Do you have a weakness for chocolate truffles? Fried chicken? Pizza? Lobster? Deep fried macaroni and cheese? Red wine? Pate de fois gras? Cigarettes? Bubble baths? Single malt scotch whiskey? Cocaine? Chocolate chip cookies? These things and many others have been the downfall of countless great people. They have also brought endless pleasure to many others who managed to keep their intake at a manageable level.

Other forms of overindulgence include, but are not limited to, channel-surfing, web surfing, oversleeping, compulsive cleaning, arguing, eavesdropping, worrying, doing busy-work, checking e-mail, and a host of similar soul-eroding habits that deliver no pleasure whatsoever.

Overindulgence is dangerous to your writing not because it damages your body. A single line of cocaine, a single glass of beer, a single cigarette, and a single slice of key lime pie do no lasting damage to your body. However, all of these things can grow into habits, and all habits can kill you. Great writers don’t have any more willpower than anyone else. In fact, many have considerably less willpower.

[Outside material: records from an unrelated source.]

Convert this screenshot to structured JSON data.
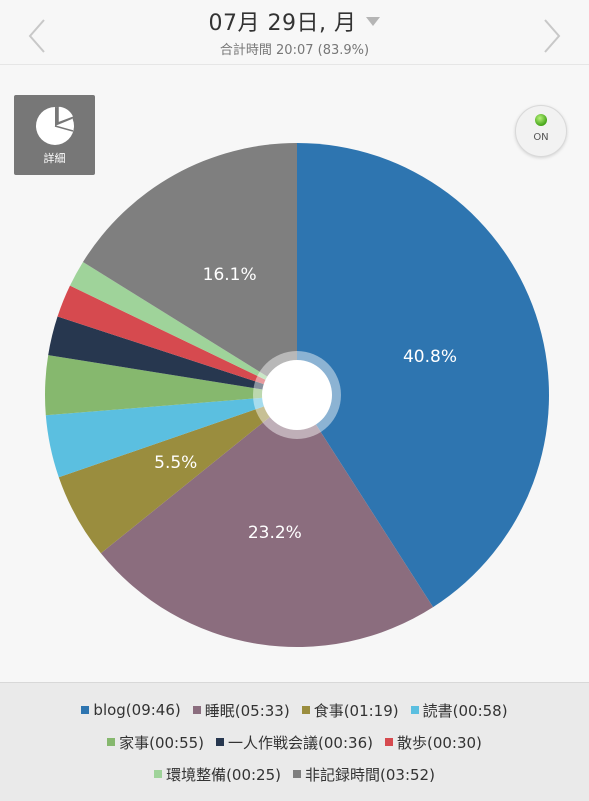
{
  "header": {
    "date_title": "07月 29日, 月",
    "total_time": "合計時間 20:07 (83.9%)"
  },
  "detail_button": {
    "label": "詳細",
    "icon": "pie-chart-icon"
  },
  "toggle": {
    "label": "ON",
    "state": "on",
    "led_color": "#4caf1e"
  },
  "chart_data": {
    "type": "pie",
    "slices": [
      {
        "name": "blog",
        "time": "09:46",
        "percent": 40.8,
        "label": "40.8%",
        "color": "#2e75b0"
      },
      {
        "name": "睡眠",
        "time": "05:33",
        "percent": 23.2,
        "label": "23.2%",
        "color": "#8b6d7e"
      },
      {
        "name": "食事",
        "time": "01:19",
        "percent": 5.5,
        "label": "5.5%",
        "color": "#9a8d3e"
      },
      {
        "name": "読書",
        "time": "00:58",
        "percent": 4.0,
        "label": "",
        "color": "#5bbfe0"
      },
      {
        "name": "家事",
        "time": "00:55",
        "percent": 3.8,
        "label": "",
        "color": "#86b86e"
      },
      {
        "name": "一人作戦会議",
        "time": "00:36",
        "percent": 2.5,
        "label": "",
        "color": "#27374f"
      },
      {
        "name": "散歩",
        "time": "00:30",
        "percent": 2.1,
        "label": "",
        "color": "#d64a4f"
      },
      {
        "name": "環境整備",
        "time": "00:25",
        "percent": 1.7,
        "label": "",
        "color": "#9fd39a"
      },
      {
        "name": "非記録時間",
        "time": "03:52",
        "percent": 16.1,
        "label": "16.1%",
        "color": "#7f7f7f"
      }
    ]
  },
  "legend": {
    "rows": [
      [
        {
          "text": "blog(09:46)",
          "color": "#2e75b0"
        },
        {
          "text": "睡眠(05:33)",
          "color": "#8b6d7e"
        },
        {
          "text": "食事(01:19)",
          "color": "#9a8d3e"
        },
        {
          "text": "読書(00:58)",
          "color": "#5bbfe0"
        }
      ],
      [
        {
          "text": "家事(00:55)",
          "color": "#86b86e"
        },
        {
          "text": "一人作戦会議(00:36)",
          "color": "#27374f"
        },
        {
          "text": "散歩(00:30)",
          "color": "#d64a4f"
        }
      ],
      [
        {
          "text": "環境整備(00:25)",
          "color": "#9fd39a"
        },
        {
          "text": "非記録時間(03:52)",
          "color": "#7f7f7f"
        }
      ]
    ]
  }
}
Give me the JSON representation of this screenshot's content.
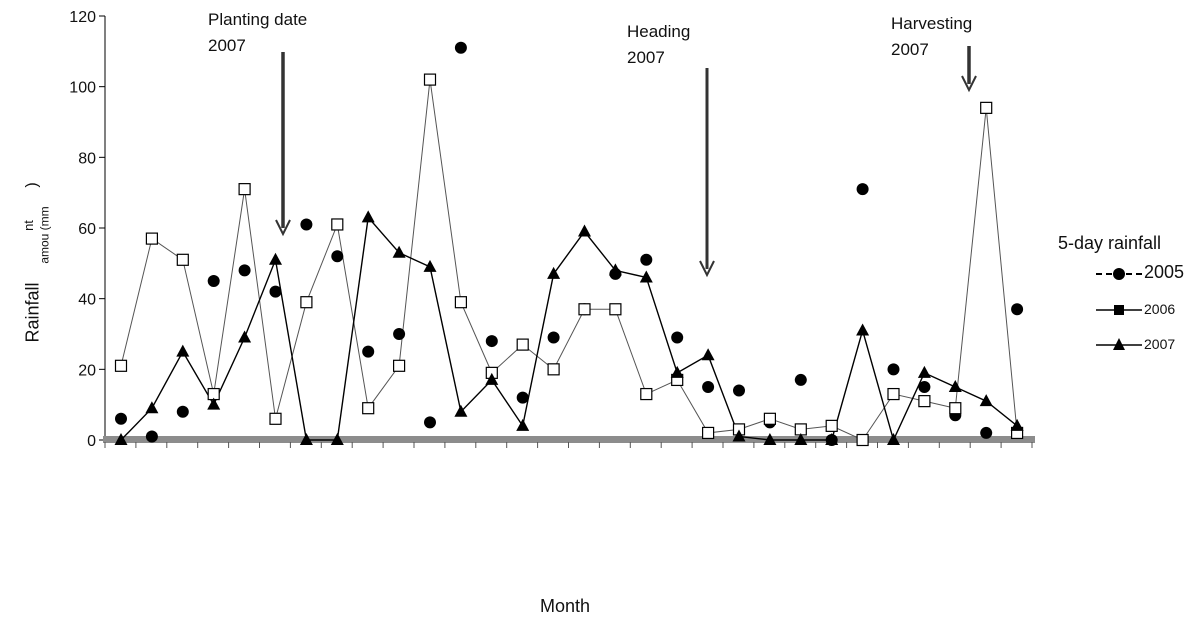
{
  "chart_data": {
    "type": "line",
    "title": "",
    "xlabel": "Month",
    "ylabel": "Rainfall",
    "ylabel_fragments": [
      "amou (mm",
      ")",
      "nt"
    ],
    "ylim": [
      0,
      120
    ],
    "yticks": [
      0,
      20,
      40,
      60,
      80,
      100,
      120
    ],
    "x": [
      1,
      2,
      3,
      4,
      5,
      6,
      7,
      8,
      9,
      10,
      11,
      12,
      13,
      14,
      15,
      16,
      17,
      18,
      19,
      20,
      21,
      22,
      23,
      24,
      25,
      26,
      27,
      28,
      29,
      30
    ],
    "legend_title": "5-day rainfall",
    "legend_position": "right",
    "series": [
      {
        "name": "2005",
        "marker": "circle",
        "line": "none",
        "values": [
          6,
          1,
          8,
          45,
          48,
          42,
          61,
          52,
          25,
          30,
          5,
          111,
          28,
          12,
          29,
          37,
          47,
          51,
          29,
          15,
          14,
          5,
          17,
          0,
          71,
          20,
          15,
          7,
          2,
          37
        ]
      },
      {
        "name": "2006",
        "marker": "square",
        "line": "solid",
        "values": [
          21,
          57,
          51,
          13,
          71,
          6,
          39,
          61,
          9,
          21,
          102,
          39,
          19,
          27,
          20,
          37,
          37,
          13,
          17,
          2,
          3,
          6,
          3,
          4,
          0,
          13,
          11,
          9,
          94,
          2
        ]
      },
      {
        "name": "2007",
        "marker": "triangle",
        "line": "solid",
        "values": [
          0,
          9,
          25,
          10,
          29,
          51,
          0,
          0,
          63,
          53,
          49,
          8,
          17,
          4,
          47,
          59,
          48,
          46,
          19,
          24,
          1,
          0,
          0,
          0,
          31,
          0,
          19,
          15,
          11,
          4
        ]
      }
    ],
    "annotations": [
      {
        "text": [
          "Planting date",
          "2007"
        ],
        "arrow_at_x": 6
      },
      {
        "text": [
          "Heading",
          "2007"
        ],
        "arrow_at_x": 20
      },
      {
        "text": [
          "Harvesting",
          "2007"
        ],
        "arrow_at_x": 28
      }
    ],
    "grid": false
  }
}
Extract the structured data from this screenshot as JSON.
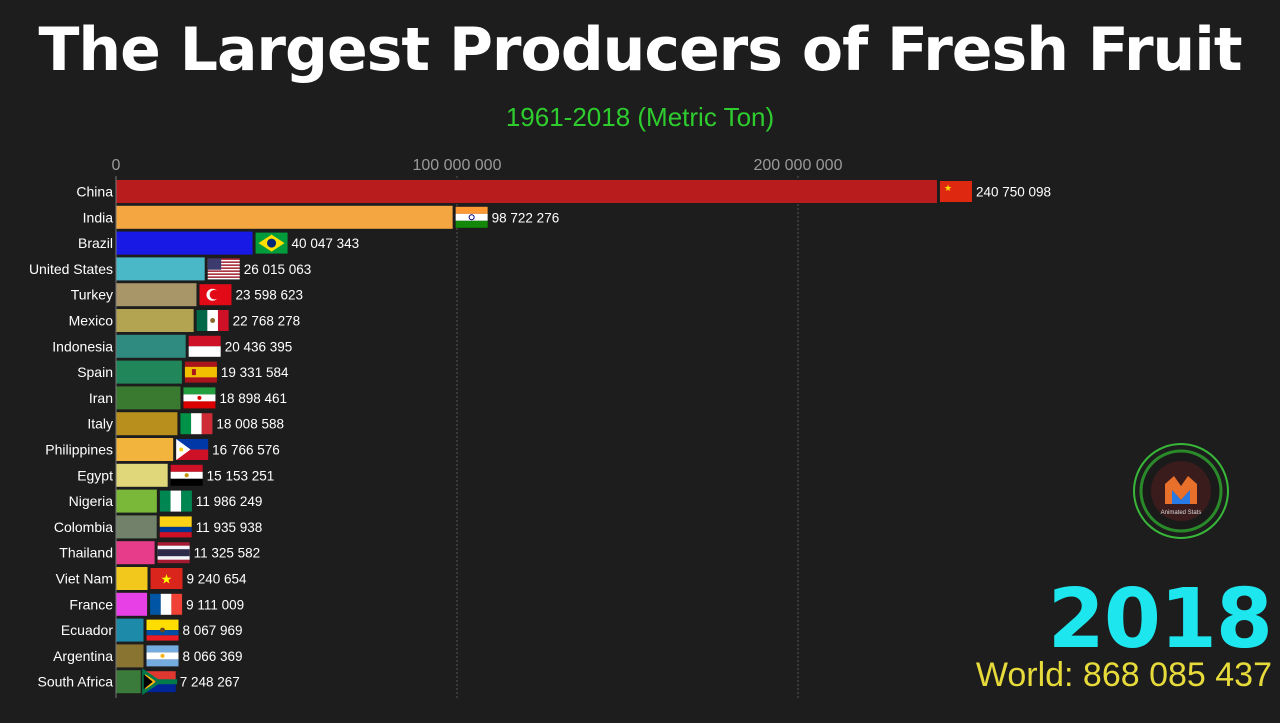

There is no “secret” to mastering this. It’s an art form. The art of experiencing pleasure is arguably the single most important thing for a writer to learn. You don’t have to eat buffalo steak, you don’t have to learn to meditate while standing on your head, you don’t have to fast, you don’t have to pop pills, and you don’t have to shave your head.  You don’t have to do anything in particular. All that’s necessary is to fully experience what you do, and enjoy it completely.

This art takes a lifetime to master.

If you love ice cream, learn to cherish every bite of ice cream, and put it back in the freezer as soon as you realize you aren’t enjoying it that much. That is the secret to perfect indulgence; stop when you feel yourself starting to go numb. Delay gratification just long enough to make yourself long for the pleasure again. Experiment with delaying gratification for different periods of time. It’s an art.

You may notice that I didn’t mention sexual pleasure here. That was on purpose, because it’s just too damn complicated to get into on one page. But everything I said about the other stuff applies to sex as well.